An einer Stelle sagt Ihre Figur in der Serie, dass es wichtig sei, Grenzen zu kennen und diese wie auch immer zu überwinden. Inwiefern trifft dies auf die Rolle zu, die Sie in Tod von Freunden spielen?
Für Sabine ist dieser Satz interessant, weil ich glaube, dass sie unsere Welt als grenzenlos empfindet. Ich glaube auch, Grenzen existieren eigentlich nur in unseren Köpfen, und Sabine weiß darum, was sie für mich außergewöhnlich macht. Durch ihren Unfall hat Sabine das erste Mal in ihrem Leben eine Grenze erfahren müssen und das Trauma, nie mehr als Tänzerin arbeiten zu können, hat sie damals schwer getroffen. Aber sie hat diese Verbundenheit zu der Präsenz ihres Körpers und somit zur Gegenwart, die es ihr ermöglicht, über so gut wie alles hinweg zu kommen. Wenn wir die Erfahrung machen, auf Grund eines traumatischen Erlebnisses an eine Grenze zu stoßen, und es schaffen, diese aus eigener Kraft zu überwinden, öffnen sich neue, unermesslich weite Räume in uns. Wir sind also an einem Punkt in unserem Leben, an dem wir ohne diese Erfahrung nie hingekommen wären. Deswegen hat dieser Satz über Grenzen viel mit Sabine zu tun.

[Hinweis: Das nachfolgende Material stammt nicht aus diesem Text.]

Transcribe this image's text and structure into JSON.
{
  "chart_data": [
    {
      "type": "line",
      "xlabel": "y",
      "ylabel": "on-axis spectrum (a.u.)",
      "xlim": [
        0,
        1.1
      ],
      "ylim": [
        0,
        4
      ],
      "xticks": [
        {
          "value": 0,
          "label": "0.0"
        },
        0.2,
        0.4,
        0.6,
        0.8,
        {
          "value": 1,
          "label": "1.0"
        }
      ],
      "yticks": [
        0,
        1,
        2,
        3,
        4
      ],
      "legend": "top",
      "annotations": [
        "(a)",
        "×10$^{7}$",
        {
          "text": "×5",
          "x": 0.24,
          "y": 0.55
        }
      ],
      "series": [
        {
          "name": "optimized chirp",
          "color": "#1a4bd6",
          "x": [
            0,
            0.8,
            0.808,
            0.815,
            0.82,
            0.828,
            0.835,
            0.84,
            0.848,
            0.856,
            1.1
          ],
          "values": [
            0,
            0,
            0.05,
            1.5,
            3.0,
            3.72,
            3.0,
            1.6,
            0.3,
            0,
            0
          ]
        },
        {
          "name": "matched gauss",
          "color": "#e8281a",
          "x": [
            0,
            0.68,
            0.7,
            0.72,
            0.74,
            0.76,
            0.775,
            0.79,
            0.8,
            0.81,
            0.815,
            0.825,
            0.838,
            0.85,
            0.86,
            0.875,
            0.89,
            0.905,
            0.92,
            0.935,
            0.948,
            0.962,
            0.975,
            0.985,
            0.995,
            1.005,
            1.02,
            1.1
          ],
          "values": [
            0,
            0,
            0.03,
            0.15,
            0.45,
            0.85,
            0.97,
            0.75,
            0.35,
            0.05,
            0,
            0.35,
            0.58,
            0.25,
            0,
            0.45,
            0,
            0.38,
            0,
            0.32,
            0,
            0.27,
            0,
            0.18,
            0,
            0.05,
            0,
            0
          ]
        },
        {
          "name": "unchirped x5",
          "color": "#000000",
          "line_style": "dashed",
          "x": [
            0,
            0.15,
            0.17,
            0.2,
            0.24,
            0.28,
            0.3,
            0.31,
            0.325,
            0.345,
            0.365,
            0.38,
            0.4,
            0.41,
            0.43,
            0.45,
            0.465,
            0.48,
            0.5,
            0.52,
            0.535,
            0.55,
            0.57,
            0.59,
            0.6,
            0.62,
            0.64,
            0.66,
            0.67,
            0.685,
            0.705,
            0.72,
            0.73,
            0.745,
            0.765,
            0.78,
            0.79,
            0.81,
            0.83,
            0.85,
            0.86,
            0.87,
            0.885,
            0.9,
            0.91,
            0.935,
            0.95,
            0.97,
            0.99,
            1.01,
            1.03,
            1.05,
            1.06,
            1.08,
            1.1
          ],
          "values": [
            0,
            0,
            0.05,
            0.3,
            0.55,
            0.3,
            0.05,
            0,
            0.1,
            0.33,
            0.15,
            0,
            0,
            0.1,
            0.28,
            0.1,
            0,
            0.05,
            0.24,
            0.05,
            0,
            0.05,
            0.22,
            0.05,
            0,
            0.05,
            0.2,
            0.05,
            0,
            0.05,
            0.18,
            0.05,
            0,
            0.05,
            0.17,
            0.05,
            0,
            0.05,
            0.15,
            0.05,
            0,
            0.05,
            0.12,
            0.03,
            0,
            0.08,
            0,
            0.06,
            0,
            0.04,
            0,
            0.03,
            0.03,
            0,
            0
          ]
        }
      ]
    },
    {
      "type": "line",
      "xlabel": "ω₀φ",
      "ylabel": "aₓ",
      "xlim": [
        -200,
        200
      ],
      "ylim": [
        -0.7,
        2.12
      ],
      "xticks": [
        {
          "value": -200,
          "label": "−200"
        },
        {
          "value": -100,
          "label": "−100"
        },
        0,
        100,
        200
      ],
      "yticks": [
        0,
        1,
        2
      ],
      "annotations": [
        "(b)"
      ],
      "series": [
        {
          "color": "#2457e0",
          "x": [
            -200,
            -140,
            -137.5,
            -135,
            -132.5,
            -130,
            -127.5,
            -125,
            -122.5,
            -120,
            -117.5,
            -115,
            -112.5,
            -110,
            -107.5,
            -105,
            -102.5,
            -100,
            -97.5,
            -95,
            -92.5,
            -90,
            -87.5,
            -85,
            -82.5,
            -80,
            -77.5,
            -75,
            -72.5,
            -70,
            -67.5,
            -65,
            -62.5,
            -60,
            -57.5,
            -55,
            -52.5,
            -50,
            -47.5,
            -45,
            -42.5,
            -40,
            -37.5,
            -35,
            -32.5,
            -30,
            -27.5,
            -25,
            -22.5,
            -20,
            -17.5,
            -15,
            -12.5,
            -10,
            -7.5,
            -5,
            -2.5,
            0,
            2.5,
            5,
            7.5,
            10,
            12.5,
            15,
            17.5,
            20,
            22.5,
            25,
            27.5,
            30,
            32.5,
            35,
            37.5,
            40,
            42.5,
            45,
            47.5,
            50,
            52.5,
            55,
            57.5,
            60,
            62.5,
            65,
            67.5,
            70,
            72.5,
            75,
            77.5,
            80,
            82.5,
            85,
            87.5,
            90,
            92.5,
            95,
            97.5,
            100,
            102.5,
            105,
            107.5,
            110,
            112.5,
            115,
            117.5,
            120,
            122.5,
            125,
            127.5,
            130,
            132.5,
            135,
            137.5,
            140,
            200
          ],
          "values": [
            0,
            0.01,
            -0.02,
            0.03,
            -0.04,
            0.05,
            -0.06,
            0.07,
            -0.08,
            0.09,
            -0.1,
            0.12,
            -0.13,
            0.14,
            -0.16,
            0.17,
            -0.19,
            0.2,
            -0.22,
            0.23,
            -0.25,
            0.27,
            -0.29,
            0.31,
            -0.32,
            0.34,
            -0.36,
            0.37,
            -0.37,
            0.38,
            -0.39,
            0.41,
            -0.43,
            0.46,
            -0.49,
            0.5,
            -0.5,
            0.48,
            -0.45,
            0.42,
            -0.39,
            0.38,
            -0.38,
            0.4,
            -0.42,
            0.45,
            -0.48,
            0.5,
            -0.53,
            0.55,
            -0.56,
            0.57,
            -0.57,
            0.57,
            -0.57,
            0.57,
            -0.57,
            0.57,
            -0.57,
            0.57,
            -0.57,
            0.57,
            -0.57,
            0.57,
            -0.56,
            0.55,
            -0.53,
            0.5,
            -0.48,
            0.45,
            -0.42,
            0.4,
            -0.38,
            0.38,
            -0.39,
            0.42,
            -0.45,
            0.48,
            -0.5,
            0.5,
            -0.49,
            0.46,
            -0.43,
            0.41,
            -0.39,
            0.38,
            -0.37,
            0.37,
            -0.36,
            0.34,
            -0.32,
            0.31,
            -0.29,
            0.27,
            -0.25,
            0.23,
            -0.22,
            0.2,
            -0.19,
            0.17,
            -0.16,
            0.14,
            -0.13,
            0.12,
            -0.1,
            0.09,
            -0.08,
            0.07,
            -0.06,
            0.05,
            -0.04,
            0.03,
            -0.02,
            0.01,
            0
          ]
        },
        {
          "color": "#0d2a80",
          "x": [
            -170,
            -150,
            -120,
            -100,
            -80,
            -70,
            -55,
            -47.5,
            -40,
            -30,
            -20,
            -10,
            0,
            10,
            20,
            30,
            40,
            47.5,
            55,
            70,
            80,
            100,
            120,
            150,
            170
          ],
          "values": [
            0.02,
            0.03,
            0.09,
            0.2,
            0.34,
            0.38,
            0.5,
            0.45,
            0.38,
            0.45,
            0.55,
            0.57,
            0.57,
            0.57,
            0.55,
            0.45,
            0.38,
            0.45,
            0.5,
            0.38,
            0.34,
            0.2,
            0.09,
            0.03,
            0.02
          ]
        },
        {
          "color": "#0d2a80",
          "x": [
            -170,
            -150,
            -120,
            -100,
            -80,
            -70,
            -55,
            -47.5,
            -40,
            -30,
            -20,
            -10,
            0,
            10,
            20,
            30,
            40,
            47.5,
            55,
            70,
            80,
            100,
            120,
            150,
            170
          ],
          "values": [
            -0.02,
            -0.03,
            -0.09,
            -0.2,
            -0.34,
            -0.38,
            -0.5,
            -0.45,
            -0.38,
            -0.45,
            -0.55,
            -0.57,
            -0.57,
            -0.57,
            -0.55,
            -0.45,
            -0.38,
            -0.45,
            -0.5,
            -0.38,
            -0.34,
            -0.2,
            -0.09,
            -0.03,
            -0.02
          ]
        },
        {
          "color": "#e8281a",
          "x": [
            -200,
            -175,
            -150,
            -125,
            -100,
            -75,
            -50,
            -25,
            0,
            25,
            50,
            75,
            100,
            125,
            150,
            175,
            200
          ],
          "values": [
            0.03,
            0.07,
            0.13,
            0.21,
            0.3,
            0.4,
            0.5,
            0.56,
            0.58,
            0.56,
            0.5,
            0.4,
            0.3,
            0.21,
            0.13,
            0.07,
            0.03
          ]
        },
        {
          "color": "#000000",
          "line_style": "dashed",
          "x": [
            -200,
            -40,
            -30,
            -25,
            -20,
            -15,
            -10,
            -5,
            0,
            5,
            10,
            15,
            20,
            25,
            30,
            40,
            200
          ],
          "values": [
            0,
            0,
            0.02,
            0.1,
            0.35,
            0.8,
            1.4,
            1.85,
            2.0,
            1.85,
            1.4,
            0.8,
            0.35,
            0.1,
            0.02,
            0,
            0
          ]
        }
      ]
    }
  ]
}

In einem Beitrag über Sie las ich, dass Sie bei Ihrer Wahl von Projekten sehr gerne extreme Rollen spielen. Inwiefern ist Sabine eine solche Rolle, wenn sie doch eigentlich eine sehr menschliche Erfahrung durchmacht, die viele von uns erleben?

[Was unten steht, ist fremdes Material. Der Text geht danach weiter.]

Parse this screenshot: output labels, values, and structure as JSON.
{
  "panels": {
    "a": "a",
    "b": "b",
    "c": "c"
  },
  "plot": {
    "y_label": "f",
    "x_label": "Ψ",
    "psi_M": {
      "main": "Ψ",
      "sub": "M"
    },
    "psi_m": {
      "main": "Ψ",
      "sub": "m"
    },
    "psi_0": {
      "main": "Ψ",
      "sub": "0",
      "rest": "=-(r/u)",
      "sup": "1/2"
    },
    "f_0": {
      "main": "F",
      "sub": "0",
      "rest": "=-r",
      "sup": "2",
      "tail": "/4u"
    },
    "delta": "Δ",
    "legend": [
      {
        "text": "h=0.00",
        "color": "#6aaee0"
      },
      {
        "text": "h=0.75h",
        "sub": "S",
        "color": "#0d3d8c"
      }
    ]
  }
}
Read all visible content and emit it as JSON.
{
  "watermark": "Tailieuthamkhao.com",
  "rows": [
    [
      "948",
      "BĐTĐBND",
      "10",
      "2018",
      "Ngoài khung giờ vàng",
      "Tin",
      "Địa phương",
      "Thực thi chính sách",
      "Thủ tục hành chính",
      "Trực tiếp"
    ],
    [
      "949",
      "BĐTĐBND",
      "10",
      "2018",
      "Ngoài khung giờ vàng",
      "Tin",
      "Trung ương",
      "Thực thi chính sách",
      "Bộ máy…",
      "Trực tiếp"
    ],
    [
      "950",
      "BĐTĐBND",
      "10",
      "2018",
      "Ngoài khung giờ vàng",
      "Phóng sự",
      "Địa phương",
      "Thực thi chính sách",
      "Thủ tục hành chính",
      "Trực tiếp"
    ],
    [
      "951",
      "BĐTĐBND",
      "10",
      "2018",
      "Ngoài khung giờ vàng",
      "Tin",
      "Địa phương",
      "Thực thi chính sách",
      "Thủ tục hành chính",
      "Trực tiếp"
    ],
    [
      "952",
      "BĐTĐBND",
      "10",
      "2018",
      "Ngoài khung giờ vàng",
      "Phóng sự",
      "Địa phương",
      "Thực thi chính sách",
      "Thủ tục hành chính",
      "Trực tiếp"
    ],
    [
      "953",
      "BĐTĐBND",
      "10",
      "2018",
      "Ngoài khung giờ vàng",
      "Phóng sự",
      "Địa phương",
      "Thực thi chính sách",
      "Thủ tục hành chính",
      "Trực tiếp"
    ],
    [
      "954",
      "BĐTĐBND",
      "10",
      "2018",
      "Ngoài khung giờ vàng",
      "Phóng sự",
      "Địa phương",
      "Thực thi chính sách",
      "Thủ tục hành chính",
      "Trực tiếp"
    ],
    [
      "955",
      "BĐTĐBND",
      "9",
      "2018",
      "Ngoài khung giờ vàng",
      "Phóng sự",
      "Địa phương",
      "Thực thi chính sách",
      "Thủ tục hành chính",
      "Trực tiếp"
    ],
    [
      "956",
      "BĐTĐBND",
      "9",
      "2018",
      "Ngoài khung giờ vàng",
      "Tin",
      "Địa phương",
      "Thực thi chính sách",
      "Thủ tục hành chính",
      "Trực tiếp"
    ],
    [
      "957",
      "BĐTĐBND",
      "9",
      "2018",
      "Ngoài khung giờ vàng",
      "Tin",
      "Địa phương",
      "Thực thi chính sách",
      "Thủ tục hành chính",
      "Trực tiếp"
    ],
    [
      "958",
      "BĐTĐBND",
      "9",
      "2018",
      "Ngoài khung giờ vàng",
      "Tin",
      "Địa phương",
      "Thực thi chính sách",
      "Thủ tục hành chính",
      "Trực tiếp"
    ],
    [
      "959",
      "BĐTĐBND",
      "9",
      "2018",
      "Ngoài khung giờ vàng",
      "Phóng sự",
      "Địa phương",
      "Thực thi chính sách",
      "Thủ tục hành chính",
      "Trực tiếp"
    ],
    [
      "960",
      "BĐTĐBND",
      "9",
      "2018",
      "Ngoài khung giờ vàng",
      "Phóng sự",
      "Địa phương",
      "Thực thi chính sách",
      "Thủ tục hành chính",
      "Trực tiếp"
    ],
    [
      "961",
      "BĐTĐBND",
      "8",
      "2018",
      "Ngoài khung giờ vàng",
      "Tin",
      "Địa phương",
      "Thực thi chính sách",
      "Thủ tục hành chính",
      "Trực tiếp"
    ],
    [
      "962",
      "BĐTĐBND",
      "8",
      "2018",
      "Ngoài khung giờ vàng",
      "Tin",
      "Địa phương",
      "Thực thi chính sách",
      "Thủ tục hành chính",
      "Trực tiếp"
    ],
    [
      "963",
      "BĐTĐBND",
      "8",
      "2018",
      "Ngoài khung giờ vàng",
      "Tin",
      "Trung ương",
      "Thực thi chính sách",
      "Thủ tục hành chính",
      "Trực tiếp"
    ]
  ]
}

Eine extreme Rolle kann ein ganz normaler Mensch sein, der in eine extreme Lebenssituation gerät und mit dieser umgehen muss. Insofern ist Sabine auf eine Art schon auch eine „extreme Rolle“. Auf jeden Fall ist Sabine eine außergewöhnliche Frau. Sie hat etwas sehr Radikales in der Art und Weise, wie sie das Leben annimmt und wie sich ihrem Schmerz stellt und ihn zulassen kann. Gleiches gilt für ihre Art, diesem Schmerz durch Tanz körperlichen Ausdruck zu verleihen und so in ihn „einzutauchen“. Indem sie sich ihrem Schmerz stellt, ist sie in der Lage, ihn zu transformieren. Dieses Verhalten finde ich wir sehr beeindruckend, weil wir doch häufig dazu neigen, schmerzvolle Erfahrungen eher zu verdrängen, anstatt sie körperlich zu erfassen. Wir „retten“ uns in die „Vernunft“. Unser Denken lässt uns immer wieder in die Vergangenheit reisen: Was wäre gewesen, wenn wir uns anders verhalten hätten? Hätten wir das Unglück verhindern können? Das ist in gewisser Weise eine Form des Wahnsinns, das, was ist, nicht zu akzeptieren.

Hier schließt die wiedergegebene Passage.